Now suppose I wanted sools to filter out all files older than some number of days, something like this:

sools --showOlderThan 5
You need to be able to pass that 5 to the filter somehow, so if your filtering mechanism uses function pointers, we're sunk. We could use a global variable, but that's ugly and non-o.o. We sort of need to pass in the 5 with the filter function, which we can't do with just a function pointer. The same thing if I want files that match some glob regular expression:
sools --showMatches '*.txt'
How do we pass the '*.txt' to the filter? Well, we could just provide lots of filter functions somewhere:

Example 5-3. A silly way to filter

DoFilter( StringFilterFunction, string )
DoFilter( IntFilterFunction, int )
that let you pass in something that will be sent to the filter function in addition to the DirEntry.

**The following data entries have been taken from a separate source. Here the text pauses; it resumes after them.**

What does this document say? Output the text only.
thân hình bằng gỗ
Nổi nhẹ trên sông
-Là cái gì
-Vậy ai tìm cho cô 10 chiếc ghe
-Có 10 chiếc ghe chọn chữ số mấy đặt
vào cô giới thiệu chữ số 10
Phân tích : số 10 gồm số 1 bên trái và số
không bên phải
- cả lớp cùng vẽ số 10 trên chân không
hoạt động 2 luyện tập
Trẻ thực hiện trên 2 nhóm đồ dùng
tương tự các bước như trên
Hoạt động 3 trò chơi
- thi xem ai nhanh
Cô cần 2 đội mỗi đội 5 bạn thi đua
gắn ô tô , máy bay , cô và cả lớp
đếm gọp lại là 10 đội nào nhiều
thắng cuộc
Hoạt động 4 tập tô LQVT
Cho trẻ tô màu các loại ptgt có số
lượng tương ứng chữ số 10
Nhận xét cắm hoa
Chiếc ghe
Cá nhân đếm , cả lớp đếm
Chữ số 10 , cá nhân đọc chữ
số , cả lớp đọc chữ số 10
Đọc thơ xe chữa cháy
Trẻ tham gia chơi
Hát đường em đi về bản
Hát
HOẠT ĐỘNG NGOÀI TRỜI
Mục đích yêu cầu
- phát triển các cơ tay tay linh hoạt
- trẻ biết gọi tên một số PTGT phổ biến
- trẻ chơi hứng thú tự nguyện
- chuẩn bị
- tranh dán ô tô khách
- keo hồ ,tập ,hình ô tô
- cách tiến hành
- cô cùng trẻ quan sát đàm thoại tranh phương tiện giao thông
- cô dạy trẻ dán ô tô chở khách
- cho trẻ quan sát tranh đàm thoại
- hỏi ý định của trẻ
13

Of course, this quickly gets out of hand, and we can't possibly anticipate all the different kinds of filters that people might want to use, so we might come up with something like:

Example 5-4. A slightly less silly way to filter

DoFilter( VoidPtrFilterFunction, void * )
which sort of works but is decidedly not type-safe and is ugly and not really o.o.

The trick is to realize that C++ gives us a very nice tool for solving this very problem: the virtual function. With that, I will leave you with one last hint. The following is just about the most useful class I have ever written (no joke):

Example 5-5. The Command class

class Command
{
  public:
    virtual void Execute() = 0;
    virtual ~Command() {}
};
Its cousin, template class ArgCommand, is also quite useful. I leave you to figure out what it looks like.

Things you might do without thinking, but don't have to do

  • You do not need to do sorting and filtering within the same function, or even within the same class.

  • You do not need to have a class named Scandir or DirScanner, etc. Why might that be a bad thing?

  • You will almost certainly need to sort a vector of some kind. (Or use a linked list, or a self-sorting list of some kind.) However, it does not have to be publicly visible as a raw data structure. You can hide it behind Iterators or Visitors. What does this get you?

  • There are ways to solve the scandir problem that do not involve passing around function pointers.

  • There are at least two ways to implement the reversed-order flag of sools without physically reversing the order of a vector of file objects and without passing a flag to a sort function to tell it increasing or deceasing order and without writing twice as many comparison functions.

Leave room to make it powerful

  • There are ways to solve the scandir problem that allow for very sophisticated filtering. Imagine someone who wants to find all non-executable files larger than 10Mb and older than one week.

Write it in C++ using C++ and STL idioms

  • Consider using Iterators. There are good ways to avoid returning vectors or passing them around. (Why should you avoid that? the section called Don't pass containers around by value in Chapter 4)

  • Consider using Command objects. So, what are command objects? Think about this: How is a virtual function call like using a function pointer, and why is it better?

    I don't just mean an object with an overloaded operator()(...) method. While that certainly can be used, there's no particular reason to use it. (Or is there?)

    You will perhaps want to look at hints on sorting with STL: the section called Sorting with STL in Chapter 4.

Gotchas

  • Be careful when searching directories recursively. Each time you open directory, it uses a file handle. In Solaris, a process can only open a maximum of 64 file handles at once. If you need to open more, you must first close an already open file handle, otherwise your program will crash. There are clever (object-oriented) ways around this problem, too. Where in DirStream is the file handle opened, and where is it closed?

Miscellaneous issues

Brainteasers

  • When is it good to have a class with a single member function? When is it bad? Are you sure?